Likes Bikes and Dirt
Flats first obviously, then Clips when we went XC racing. I like Clips, and would have continued with them, but over time, we started riding random trails, as in not bike parks, and it was just better to be able to not have to think about it, as in, un-clipping, when coming across the unknown. But, on Flats, I do miss the perfection of foot placement.

Recently, after watching some ‘Murican dude about how to ride ready position… instead of your feet being both flat, you tilt your front foot down at the back, and you tilt your rear foot up at the back, then you lever your feet apart, to wedge your feet into the pedals. It might be a crock, but I spent the weekend, trying to remember to do this, and I must say, it did feel good. But, to be fair, it might have been having new snazzy bikes, with fantastic grippy flat pedals, that tricked me into a sense of security.
Jeff Lenosky goes through that explanation on a video he made about 5 years ago.
I use the same method. But even wearing Sam Hill 5/10 shoes the I still can't ride like either of them.
 

rangersac

Medically diagnosed OMS
Flats first then clips for a long time. Went back to flats for a bit to try them out, but am now back on clips. I like the technique required to ride on flats but the main reason I went back to clips was most of the riding I do involves a lot of hand built, off camber and at times pretty rough single track. I was constantly getting pedal strikes on flats and bouncing the feet off. So after several blood sacrifices to the gods of pedal pins I spat the dummy and chucked the clips back on.
 

tubby74

Likes Bikes and Dirt
started flats then quickly clipless. was good on most trails, locked in over bumps and drops. The downside was clipping in again whenever i stalled, being most unstable right when you had an issue already. Back to flats for years now, worst part is trying to to get foot position right again when it's off, you cant just pivot the foot but have to get it right off the pedal to reset.
 

johnny

I'll tells ya!
Staff member
I can ride clipped when I commute or do long flat kms, but my knee doesn't like riding trails clipped.

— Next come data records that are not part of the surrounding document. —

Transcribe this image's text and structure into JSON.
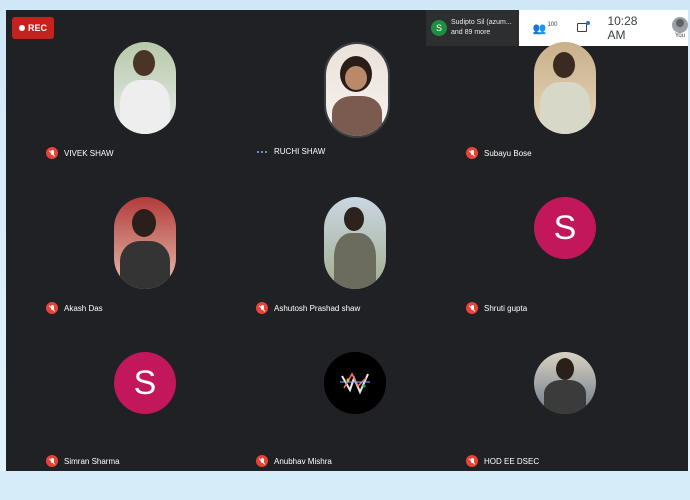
{
  "recording": {
    "label": "REC"
  },
  "topbar": {
    "presenter_initial": "S",
    "presenter_name": "Sudipto Sil (azum...",
    "presenter_more": "and 89 more",
    "participants_count": "100",
    "time": "10:28 AM",
    "you_label": "You"
  },
  "participants": [
    {
      "name": "VIVEK SHAW",
      "status": "muted",
      "avatar": "photo"
    },
    {
      "name": "RUCHI SHAW",
      "status": "speaking",
      "avatar": "photo"
    },
    {
      "name": "Subayu Bose",
      "status": "muted",
      "avatar": "photo"
    },
    {
      "name": "Akash Das",
      "status": "muted",
      "avatar": "photo"
    },
    {
      "name": "Ashutosh Prashad shaw",
      "status": "muted",
      "avatar": "photo"
    },
    {
      "name": "Shruti gupta",
      "status": "muted",
      "avatar": "letter",
      "letter": "S"
    },
    {
      "name": "Simran Sharma",
      "status": "muted",
      "avatar": "letter",
      "letter": "S"
    },
    {
      "name": "Anubhav Mishra",
      "status": "muted",
      "avatar": "art"
    },
    {
      "name": "HOD EE DSEC",
      "status": "muted",
      "avatar": "photo"
    }
  ],
  "colors": {
    "letter_avatar": "#c2185b",
    "mic_off": "#ea4335",
    "rec": "#c5221f",
    "tile_bg": "#202124"
  }
}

I find I like both for different reasons, most of them already covered. Nothing to say that you can't just flit between the two - pedals aren't hard to take off and put on.
 

Dales Cannon

lightbrain about 4pm
Staff member
I can ride clipped when I commute or do long flat kms, but my knee doesn't like riding trails clipped.

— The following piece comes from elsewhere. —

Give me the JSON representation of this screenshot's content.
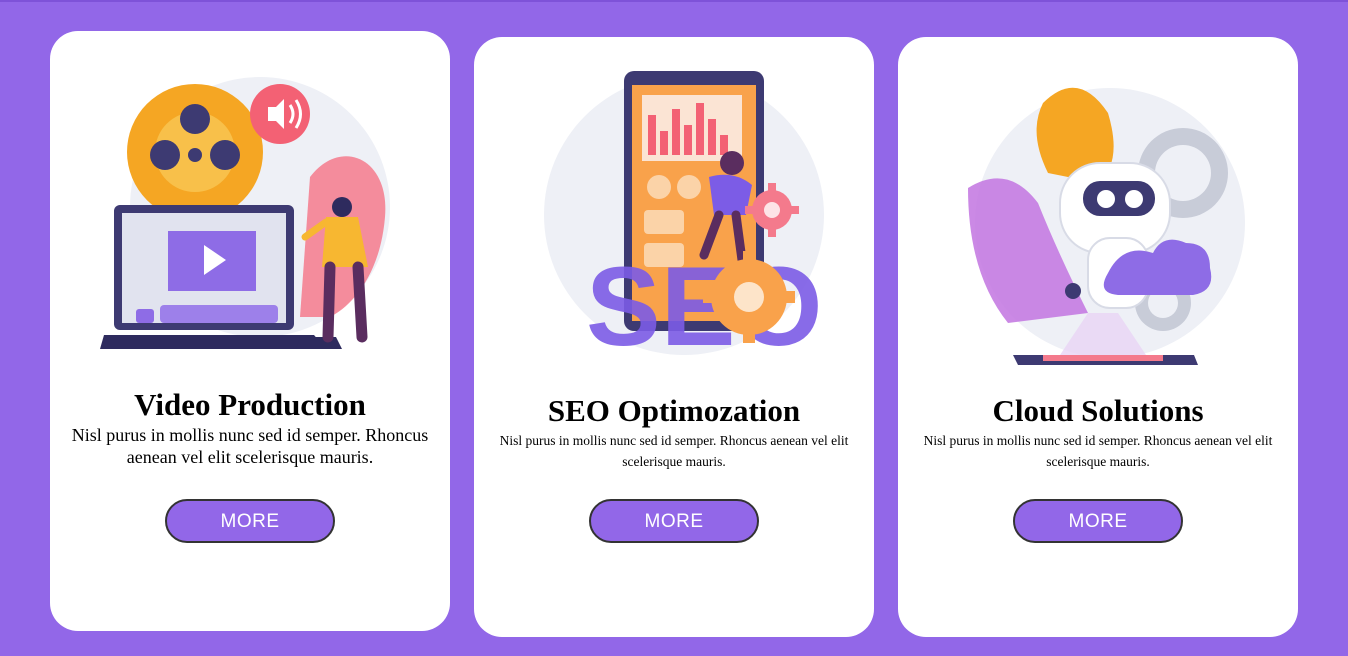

I find I like both for different reasons, most of them already covered. Nothing to say that you can't just flit between the two - pedals aren't hard to take off and put on.
Periods standing up the difference?
 

aussiemx

Likes Dirt
What's driving your interest to switch?
Greatest benefit is added foot security, are you currently losing your feet where you ride?

Gave the clipless pedals a red hot go on the mtb for 7 years then went back to flats and have been back on them for 6 years on both the hardtail and dualy. No intention of going back to clipless for mtb. Still ride clipless for commuter and road bike.
Have had way fewer small offs on flats. Running clipless those moments where you could have easily saved yourself with a quick dab of the foot turn into a bigger crash.
Very occasionally I might lose a foot on the hardtail going through a rock garden but mostly it's when I'm not concentrating.
yeah mate, I've noticed on a few rock gardens and rougher areas my feet bounce a touch, which, touch wood. Hasn't caused me to get too smacked up!